12 Rounds – Jitter Juice (Polydor album, 1996)


 
12 Rounds were a mid-Nineties group consisting of future Trent Reznor accomplice Atticus Ross, his brother Leopold, Kirk Hellie and vocalist / front woman Claudia Sarne. Their debut album, 1996’s Jitter Juice was an intense, noisy affair, in thrall to the heavier end of grunge but also tipping its hat toward the pop crossover of Garbage and the lumpen end of the trip-hop oeuvre. In Sarne, the group had a singer capable of singing in a earthy, almost cabaret fashion while also veering into a vampiric, Lydia Lunch howl when required.Jitter Juice saw the band collaborate with a bunch of musicians – Billy McGee (who has worked with Coil, Simon Fisher Turner, Marc Almond, Test Dept., Nick Cave and countless others), Ian Mussington from Soul Asylum, cellist Stanley Adler and Mute stalwart Barry Adamson, who’d also worked with McGee on The Negro Inside Me.

Adamson laid down a chugging bassline for the track ‘Pleasant Smell’, which Polydor released as a single from the album. He also played shimmering, ghostly vibes on the melancholy blues of ‘Strange Daze’. Neither contribution rises above the rest of the arrangement with any particular prominence, suggesting Adamson was comfortable here just being part of the band.

Atticus Ross had already worked with Adamson on his Soul Murder album in 1992 and would go on to collaborate with him many more times over the years, while Sarne appeared on Adamson’s ‘Can’t Get Loose’ from As Above So Below. Other players on Jitter Juice like drummer Andy Crisp were also in Adamson’s orbit. Ross and Adamson would work together on the soundtrack for David Lynch’s The Lost Highway, by which time 12 Rounds were already being feted by Trent Reznor’s Nothing imprint after the Nine Inch Nails man overheard Ross’s group working in the studio. In Ross, Reznor found a producer and writing partner that has seen them become David Fincher’s go-to soundtrack composers.

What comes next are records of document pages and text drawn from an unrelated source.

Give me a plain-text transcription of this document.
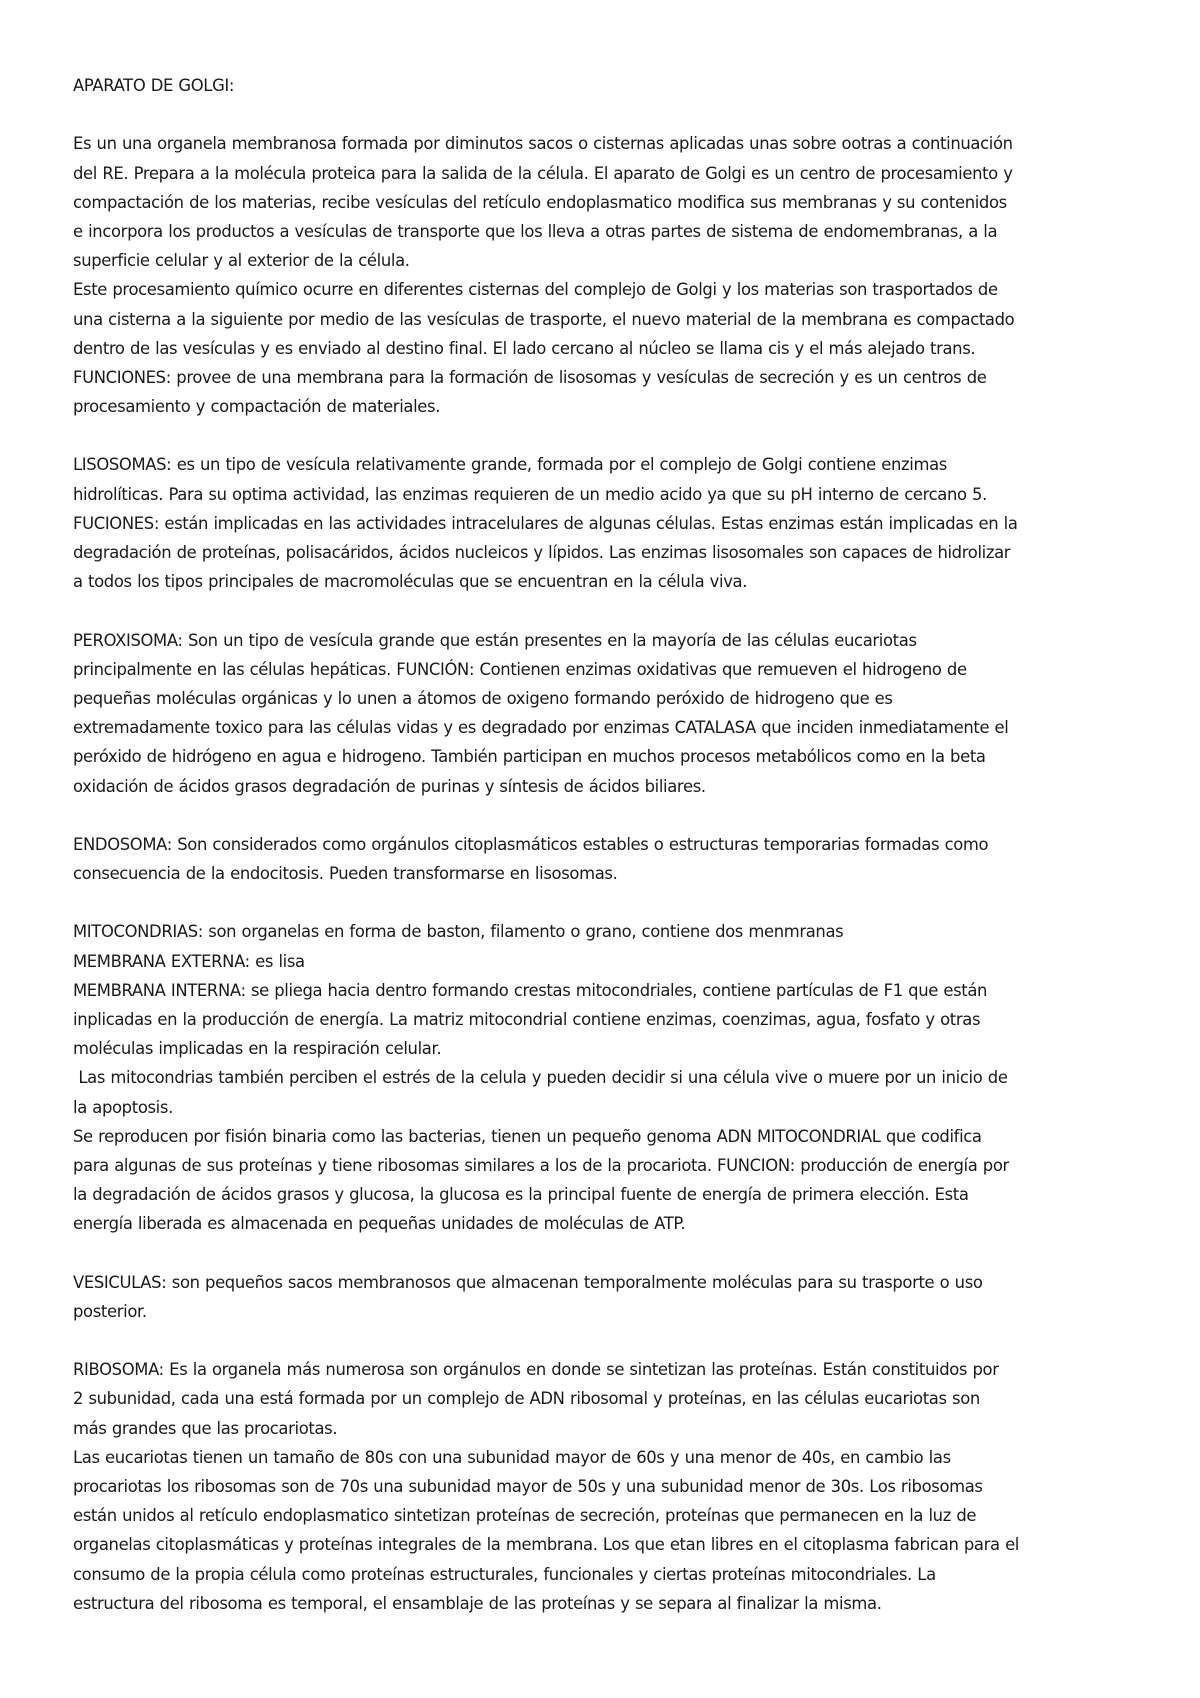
APARATO DE GOLGI:
Es un una organela membranosa formada por diminutos sacos o cisternas aplicadas unas sobre ootras a continuación
del RE. Prepara a la molécula proteica para la salida de la célula. El aparato de Golgi es un centro de procesamiento y
compactación de los materias, recibe vesículas del retículo endoplasmatico modifica sus membranas y su contenidos
e incorpora los productos a vesículas de transporte que los lleva a otras partes de sistema de endomembranas, a la
superficie celular y al exterior de la célula.
Este procesamiento químico ocurre en diferentes cisternas del complejo de Golgi y los materias son trasportados de
una cisterna a la siguiente por medio de las vesículas de trasporte, el nuevo material de la membrana es compactado
dentro de las vesículas y es enviado al destino final. El lado cercano al núcleo se llama cis y el más alejado trans.
FUNCIONES: provee de una membrana para la formación de lisosomas y vesículas de secreción y es un centros de
procesamiento y compactación de materiales.
LISOSOMAS: es un tipo de vesícula relativamente grande, formada por el complejo de Golgi contiene enzimas
hidrolíticas. Para su optima actividad, las enzimas requieren de un medio acido ya que su pH interno de cercano 5.
FUCIONES: están implicadas en las actividades intracelulares de algunas células. Estas enzimas están implicadas en la
degradación de proteínas, polisacáridos, ácidos nucleicos y lípidos. Las enzimas lisosomales son capaces de hidrolizar
a todos los tipos principales de macromoléculas que se encuentran en la célula viva.
PEROXISOMA: Son un tipo de vesícula grande que están presentes en la mayoría de las células eucariotas
principalmente en las células hepáticas. FUNCIÓN: Contienen enzimas oxidativas que remueven el hidrogeno de
pequeñas moléculas orgánicas y lo unen a átomos de oxigeno formando peróxido de hidrogeno que es
extremadamente toxico para las células vidas y es degradado por enzimas CATALASA que inciden inmediatamente el
peróxido de hidrógeno en agua e hidrogeno. También participan en muchos procesos metabólicos como en la beta
oxidación de ácidos grasos degradación de purinas y síntesis de ácidos biliares.
ENDOSOMA: Son considerados como orgánulos citoplasmáticos estables o estructuras temporarias formadas como
consecuencia de la endocitosis. Pueden transformarse en lisosomas.
MITOCONDRIAS: son organelas en forma de baston, filamento o grano, contiene dos menmranas
MEMBRANA EXTERNA: es lisa
MEMBRANA INTERNA: se pliega hacia dentro formando crestas mitocondriales, contiene partículas de F1 que están
inplicadas en la producción de energía. La matriz mitocondrial contiene enzimas, coenzimas, agua, fosfato y otras
moléculas implicadas en la respiración celular.
Las mitocondrias también perciben el estrés de la celula y pueden decidir si una célula vive o muere por un inicio de
la apoptosis.
Se reproducen por fisión binaria como las bacterias, tienen un pequeño genoma ADN MITOCONDRIAL que codifica
para algunas de sus proteínas y tiene ribosomas similares a los de la procariota. FUNCION: producción de energía por
la degradación de ácidos grasos y glucosa, la glucosa es la principal fuente de energía de primera elección. Esta
energía liberada es almacenada en pequeñas unidades de moléculas de ATP.
VESICULAS: son pequeños sacos membranosos que almacenan temporalmente moléculas para su trasporte o uso
posterior.
RIBOSOMA: Es la organela más numerosa son orgánulos en donde se sintetizan las proteínas. Están constituidos por
2 subunidad, cada una está formada por un complejo de ADN ribosomal y proteínas, en las células eucariotas son
más grandes que las procariotas.
Las eucariotas tienen un tamaño de 80s con una subunidad mayor de 60s y una menor de 40s, en cambio las
procariotas los ribosomas son de 70s una subunidad mayor de 50s y una subunidad menor de 30s. Los ribosomas
están unidos al retículo endoplasmatico sintetizan proteínas de secreción, proteínas que permanecen en la luz de
organelas citoplasmáticas y proteínas integrales de la membrana. Los que etan libres en el citoplasma fabrican para el
consumo de la propia célula como proteínas estructurales, funcionales y ciertas proteínas mitocondriales. La
estructura del ribosoma es temporal, el ensamblaje de las proteínas y se separa al finalizar la misma.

Jitter Juice might be something of an overlooked footnote in the confused musical landscape of the Nineties, but as an exercise in eclecticism and collaboration, it remains intriguing to this day. It feels like a producer’s album, like Atticus Ross showing off his credentials as a sculptor of sound, working through various styles as an advert for what he was capable of. At the other extreme, the lurid green jewel case this was delivered in was just pure gimmickry.